Our ability to discern is a lot like our immune system’s ability to recognize an invader.
So, I train my kids like we do our bodies: exposing them to what they will face, in a way designed to disarm the danger. This slowly and carefully helps them build the spiritual muscles they will need to discern between the good and the bad. A big part of this training is teaching kids more than the evolutionists want them to know.


We don’t expose our kids to feathered dinosaur characters at two and three years old, but we do watch other programs with more subtle messages beginning soon after. 

And we talk about it. A big part of this training is teaching kids more than the evolutionists want them to know. If kids learn the assumptions up front that scientists have to accept, they are far less likely to just take their word for it.

One of my sons is beginning to learn world history. We use colorful secular materials available anywhere. When the book claimed people lived 10,000+ years ago, I gave a brief explanation of carbon dating methods. The next time such a big number came up, I asked him how they ‘know’, and what the Bible says.
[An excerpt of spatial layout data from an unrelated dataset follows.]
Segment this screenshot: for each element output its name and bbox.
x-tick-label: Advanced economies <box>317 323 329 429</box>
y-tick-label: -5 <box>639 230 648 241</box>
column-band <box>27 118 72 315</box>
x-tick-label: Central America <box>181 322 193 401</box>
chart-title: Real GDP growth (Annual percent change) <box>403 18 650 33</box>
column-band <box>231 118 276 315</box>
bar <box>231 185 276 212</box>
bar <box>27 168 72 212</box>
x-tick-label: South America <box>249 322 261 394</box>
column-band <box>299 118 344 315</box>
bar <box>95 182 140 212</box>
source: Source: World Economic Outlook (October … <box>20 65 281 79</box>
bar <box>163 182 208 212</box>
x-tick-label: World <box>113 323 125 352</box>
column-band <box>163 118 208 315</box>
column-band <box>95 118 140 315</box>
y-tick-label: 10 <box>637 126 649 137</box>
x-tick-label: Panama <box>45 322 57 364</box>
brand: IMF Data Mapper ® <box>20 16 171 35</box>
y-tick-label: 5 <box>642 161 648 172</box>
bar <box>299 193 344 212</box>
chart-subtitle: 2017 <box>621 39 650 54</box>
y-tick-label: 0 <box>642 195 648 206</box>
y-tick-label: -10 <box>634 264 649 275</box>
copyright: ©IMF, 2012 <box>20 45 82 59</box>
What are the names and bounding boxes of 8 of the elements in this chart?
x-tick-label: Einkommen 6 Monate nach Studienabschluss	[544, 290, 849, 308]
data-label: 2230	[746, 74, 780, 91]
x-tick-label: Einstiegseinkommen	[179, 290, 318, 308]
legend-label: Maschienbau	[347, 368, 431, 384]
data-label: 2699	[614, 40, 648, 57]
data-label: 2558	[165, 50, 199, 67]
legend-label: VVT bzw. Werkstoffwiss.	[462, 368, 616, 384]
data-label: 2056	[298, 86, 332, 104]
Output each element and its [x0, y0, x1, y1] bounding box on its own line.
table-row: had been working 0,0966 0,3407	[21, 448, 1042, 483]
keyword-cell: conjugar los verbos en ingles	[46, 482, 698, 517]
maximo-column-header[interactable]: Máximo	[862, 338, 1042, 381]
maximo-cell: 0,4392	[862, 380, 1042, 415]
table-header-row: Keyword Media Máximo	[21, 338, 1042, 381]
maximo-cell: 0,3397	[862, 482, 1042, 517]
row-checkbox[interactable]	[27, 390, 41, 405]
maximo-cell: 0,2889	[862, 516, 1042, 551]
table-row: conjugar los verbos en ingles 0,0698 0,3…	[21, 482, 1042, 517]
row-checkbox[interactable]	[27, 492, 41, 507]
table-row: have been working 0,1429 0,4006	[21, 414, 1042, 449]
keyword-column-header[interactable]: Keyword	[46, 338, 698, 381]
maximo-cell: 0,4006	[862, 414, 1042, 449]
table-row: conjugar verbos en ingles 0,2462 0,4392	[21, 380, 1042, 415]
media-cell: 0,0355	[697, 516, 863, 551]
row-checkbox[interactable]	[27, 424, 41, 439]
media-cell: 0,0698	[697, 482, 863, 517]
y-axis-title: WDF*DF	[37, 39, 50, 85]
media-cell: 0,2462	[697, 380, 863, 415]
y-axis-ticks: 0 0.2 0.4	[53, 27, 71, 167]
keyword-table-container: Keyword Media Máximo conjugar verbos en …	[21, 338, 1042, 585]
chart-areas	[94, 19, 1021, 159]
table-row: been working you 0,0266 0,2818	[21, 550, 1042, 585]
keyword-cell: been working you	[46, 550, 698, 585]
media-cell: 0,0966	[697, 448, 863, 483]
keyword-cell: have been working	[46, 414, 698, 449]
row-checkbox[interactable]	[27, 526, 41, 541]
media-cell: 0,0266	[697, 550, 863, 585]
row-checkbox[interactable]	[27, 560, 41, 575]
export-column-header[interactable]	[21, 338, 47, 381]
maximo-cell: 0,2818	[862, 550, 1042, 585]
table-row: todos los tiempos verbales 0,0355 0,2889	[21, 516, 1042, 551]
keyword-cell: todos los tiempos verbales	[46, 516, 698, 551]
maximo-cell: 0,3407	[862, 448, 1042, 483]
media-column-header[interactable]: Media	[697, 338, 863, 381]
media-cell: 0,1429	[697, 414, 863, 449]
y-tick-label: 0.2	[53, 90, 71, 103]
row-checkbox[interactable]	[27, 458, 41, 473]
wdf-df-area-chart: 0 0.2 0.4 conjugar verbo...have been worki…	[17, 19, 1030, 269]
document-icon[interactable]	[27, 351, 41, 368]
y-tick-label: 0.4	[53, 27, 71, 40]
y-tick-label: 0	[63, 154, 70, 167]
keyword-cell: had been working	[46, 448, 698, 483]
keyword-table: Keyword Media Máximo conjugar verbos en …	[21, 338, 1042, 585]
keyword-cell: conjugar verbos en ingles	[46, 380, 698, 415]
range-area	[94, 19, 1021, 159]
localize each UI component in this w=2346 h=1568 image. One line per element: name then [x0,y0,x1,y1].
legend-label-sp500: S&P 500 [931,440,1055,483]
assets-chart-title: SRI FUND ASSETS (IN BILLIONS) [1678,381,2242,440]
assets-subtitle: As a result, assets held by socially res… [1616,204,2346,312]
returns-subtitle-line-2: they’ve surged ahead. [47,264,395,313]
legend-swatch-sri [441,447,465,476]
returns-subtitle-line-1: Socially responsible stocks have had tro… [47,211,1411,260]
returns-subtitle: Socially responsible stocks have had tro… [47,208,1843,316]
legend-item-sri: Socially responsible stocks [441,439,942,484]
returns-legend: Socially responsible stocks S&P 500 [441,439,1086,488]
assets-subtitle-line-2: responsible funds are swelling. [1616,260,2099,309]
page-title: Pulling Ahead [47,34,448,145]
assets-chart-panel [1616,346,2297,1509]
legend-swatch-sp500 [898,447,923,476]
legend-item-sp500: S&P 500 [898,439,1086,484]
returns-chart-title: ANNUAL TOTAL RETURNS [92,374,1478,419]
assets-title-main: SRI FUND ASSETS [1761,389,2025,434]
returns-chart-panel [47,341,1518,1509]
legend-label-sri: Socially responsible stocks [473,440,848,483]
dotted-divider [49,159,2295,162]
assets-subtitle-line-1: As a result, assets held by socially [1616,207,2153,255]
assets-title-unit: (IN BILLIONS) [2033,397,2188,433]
(By the way, when we read how people ‘may have discovered’ farming, metallurgy, music, etc., I love to take my kids to the early chapters of Genesis. We don’t have to guess like the secular world does, we can trust the historical account God preserved for us!)

I recently taught my kids earth science. The book had a double-page spread of the ‘Timeline of Life’ starting with the ‘first cells’. We stopped and pushed the story back further than most evolutionists want kids to go: Spontaneous Generation, today relabelled Abiogenesis.2 Then we discussed how their series of developing organisms is based on how deeply each creature was buried. 

My oldest two are starting to study anatomy and biology. Now it’s time to introduce them to mutations, the only mechanism evolution has to develop new features.3 And natural selection.4

None of the evolutionary kids’ books I’ve seen explain why they believe what they teach. They just state the end conclusions as if they are undeniable facts. This is also true of most materials for adults. In fact, to find the basis for their claims, you often have to go to publications designed to be read by scientists—the initiated, who can be trusted to protect the fragile secrets of their assumptions.5

The last area we cover in our training concerns the worldview consequences of evolutionary thinking. Like every mindset, evolutionism and creationism have to answer the big questions of life:

  1. Who am I?
  2. Why am I here?
  3. Where am I going?
  4. What really matters in life?
The Bible is full of answers to these questions. Evolution has them, too, but they are normally only communicated subtly because the answers are so unappealing. Consider:

  1. A random collection of matter
  2. No reason (unless it is to perpetuate your DNA, which is for no other reason anyway)
  3. Nowhere
  4. Nothing
It’s hard to imagine a person wanting to choose the emptiness of naturalism until sin and pride have a huge hold on them. Most children from Christian homes haven’t sunk to such levels—yet.

Do I think this will guarantee my children stick close to God their whole lives? No, but I’m not afraid for them either. My part is to pray, live out my life devoted to Jesus, and invite them to join their father and me in His kingdom. 

Changing hearts isn’t any human being’s job—it’s God’s. My desire is to give the Holy Spirit the most tools to work with.

So it is not the will of my Father who is in heaven that one of these little ones should perish. (Matthew 18:14).